"Zum Haare raufen" Sexdienst-Vorschlag regt Palmer auf
09.01.2017, 14:05 Uhr
Die Grünen könnten wegen des Vorschlags als "weltfremde Spinner" abgestempelt werden, fürchtet Boris Palmer.
(Foto: dpa)
Eine Grünenpolitikerin schlägt vor, dass der Staat pflegebedürftigen Menschen Sex mit Prostituierten bezahlen solle. Dafür erntet sie auch aus der eigenen Partei Kritik. Tübingens Oberbürgermeister Palmer etwa befürchtet einen Schaden für seine Partei.
Der Staat soll unter bestimmten Bedingungen sexuelle Dienstleistungen für Pflegebedürftige und Behinderte bezahlen – dieser Vorschlag einer Grünen-Abgeordneten hat für Ärger gesorgt. Tübingens grüner Oberbürgermeister Boris Palmer machte seinem Ärger bei Facebook Luft: "Kann man denn als Bundestagsabgeordnete gut gemeinte Ideen nicht einfach mal im Koffer lassen, wenn sie so offensichtlich dazu dienen können, uns als weltfremde Spinner abzustempeln? Dieser Jahresanfang ist zum Haare raufen."
Gerade mit Blick auf die Bundestagswahl im Herbst hält Palmer es für wenig hilfreich, vom Staat finanzierten Sex vorzuschlagen. "Warum immer in Wahljahren solche Abenteuer?", fragte er. Der Veggie-Day, Unisextoiletten und die Pädophilie-Vorwürfe seien ähnliche Gassenhauer gewesen, schrieb Palmer.

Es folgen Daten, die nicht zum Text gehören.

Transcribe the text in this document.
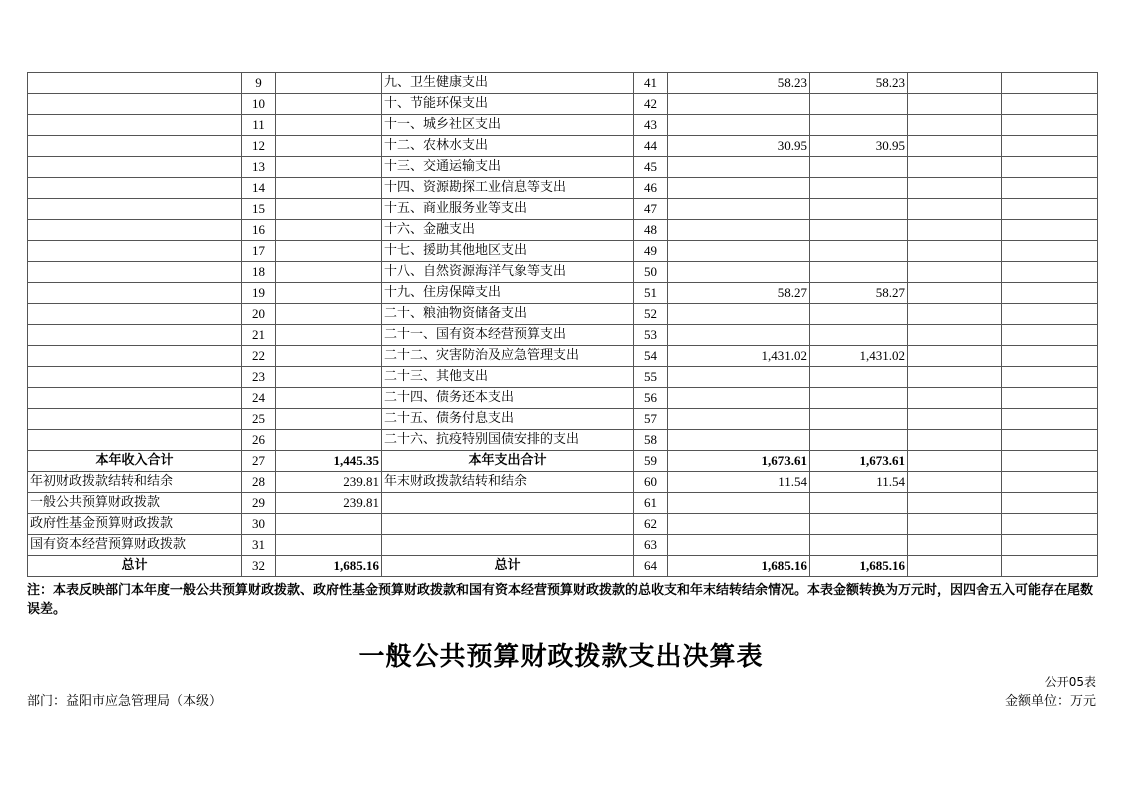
	9		九、卫生健康支出	41	58.23	58.23		
	10		十、节能环保支出	42				
	11		十一、城乡社区支出	43				
	12		十二、农林水支出	44	30.95	30.95		
	13		十三、交通运输支出	45				
	14		十四、资源勘探工业信息等支出	46				
	15		十五、商业服务业等支出	47				
	16		十六、金融支出	48				
	17		十七、援助其他地区支出	49				
	18		十八、自然资源海洋气象等支出	50				
	19		十九、住房保障支出	51	58.27	58.27		
	20		二十、粮油物资储备支出	52				
	21		二十一、国有资本经营预算支出	53				
	22		二十二、灾害防治及应急管理支出	54	1,431.02	1,431.02		
	23		二十三、其他支出	55				
	24		二十四、债务还本支出	56				
	25		二十五、债务付息支出	57				
	26		二十六、抗疫特别国债安排的支出	58				
本年收入合计	27	1,445.35	本年支出合计	59	1,673.61	1,673.61		
年初财政拨款结转和结余	28	239.81	年末财政拨款结转和结余	60	11.54	11.54		
一般公共预算财政拨款	29	239.81		61				
政府性基金预算财政拨款	30			62				
国有资本经营预算财政拨款	31			63				
总计	32	1,685.16	总计	64	1,685.16	1,685.16		
注：本表反映部门本年度一般公共预算财政拨款、政府性基金预算财政拨款和国有资本经营预算财政拨款的总收支和年末结转结余情况。本表金额转换为万元时，因四舍五入可能存在尾数误差。
一般公共预算财政拨款支出决算表
公开05表
部门：益阳市应急管理局（本级）	金额单位：万元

Er glaube auch nicht, dass sexuelle Dienstleistungen in seinem Gemeinderat in Tübingen eine Rolle spielen werden. "Ich bin mir doch ziemlich sicher, dass da im Moment niemand meint, wir bräuchten jetzt dringend die Möglichkeit, für unsere Altenheime Anträge auf Sexualassistenz zu stellen."
Die pflegepolitische Sprecherin der Bundestagsfraktion der Grünen, Elisabeth Scharfenberg, hatte der "Welt am Sonntag" gesagt, sie könne sich eine Finanzierung von "Sexualassistenz" für Pflegebedürftige vorstellen. Damit ist Sex mit Prostituierten gemeint. Die Kommunen könnten "über entsprechende Angebote vor Ort beraten und Zuschüsse gewähren", sagte sie.

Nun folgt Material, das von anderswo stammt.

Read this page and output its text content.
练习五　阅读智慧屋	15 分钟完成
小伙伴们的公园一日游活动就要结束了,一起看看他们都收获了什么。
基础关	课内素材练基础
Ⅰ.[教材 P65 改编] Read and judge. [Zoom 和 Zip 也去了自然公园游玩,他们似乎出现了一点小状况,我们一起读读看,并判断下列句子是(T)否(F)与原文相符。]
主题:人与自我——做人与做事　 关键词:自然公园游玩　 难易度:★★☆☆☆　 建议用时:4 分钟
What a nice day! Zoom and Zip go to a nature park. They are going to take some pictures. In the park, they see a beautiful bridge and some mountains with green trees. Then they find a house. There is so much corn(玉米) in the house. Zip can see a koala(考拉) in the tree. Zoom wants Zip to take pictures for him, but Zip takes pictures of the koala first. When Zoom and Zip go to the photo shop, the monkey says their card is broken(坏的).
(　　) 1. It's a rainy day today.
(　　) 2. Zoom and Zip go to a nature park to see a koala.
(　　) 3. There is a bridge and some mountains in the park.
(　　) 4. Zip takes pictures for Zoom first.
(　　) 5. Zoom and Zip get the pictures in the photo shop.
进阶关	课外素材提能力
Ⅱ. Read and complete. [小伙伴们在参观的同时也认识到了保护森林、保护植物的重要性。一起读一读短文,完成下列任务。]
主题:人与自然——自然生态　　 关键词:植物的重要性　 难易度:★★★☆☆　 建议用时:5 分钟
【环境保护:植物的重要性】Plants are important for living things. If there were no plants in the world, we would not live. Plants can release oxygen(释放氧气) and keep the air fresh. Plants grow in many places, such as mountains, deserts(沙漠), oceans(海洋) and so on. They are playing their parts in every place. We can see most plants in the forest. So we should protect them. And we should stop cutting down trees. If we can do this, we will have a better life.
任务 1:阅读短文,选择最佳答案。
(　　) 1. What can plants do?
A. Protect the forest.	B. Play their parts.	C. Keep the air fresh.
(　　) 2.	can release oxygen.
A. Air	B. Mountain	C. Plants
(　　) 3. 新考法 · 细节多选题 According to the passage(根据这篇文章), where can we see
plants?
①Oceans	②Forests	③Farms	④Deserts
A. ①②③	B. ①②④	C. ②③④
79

Lauterbach: Keine Prostitution auf Rezept
Vorbild sollten Scharfenberg zufolge die Niederlande sein. Dort könnten sich Pflegebedürftige sogenannte Sexualassistentinnen - zertifizierte Prostituierte - bezahlen lassen. Die Betroffenen müssten allerdings durch ein ärztliches Attest nachweisen, sich nicht auf andere Weise befriedigen zu können.
Auch SPD-Fraktionsvize Karl Lauterbach hält nichts von diesem Vorschlag. Er warnte davor, diesen Bereich zu kommerzialisieren. "Wir brauchen keine bezahlte Prostitution in Altersheimen, schon gar nicht auf Rezept. Was wir brauchen, ist mehr Intimität für die Heimbewohner", sagte er in mehreren Zeitungsinterviews. Es gebe keinen Grund, Dienste von Prostituierten für Menschen mit Behinderungen oder Pflegebedürftige von den Kassen erstatten zu lassen. Dabei gehe es nicht um medizinische Zwecke.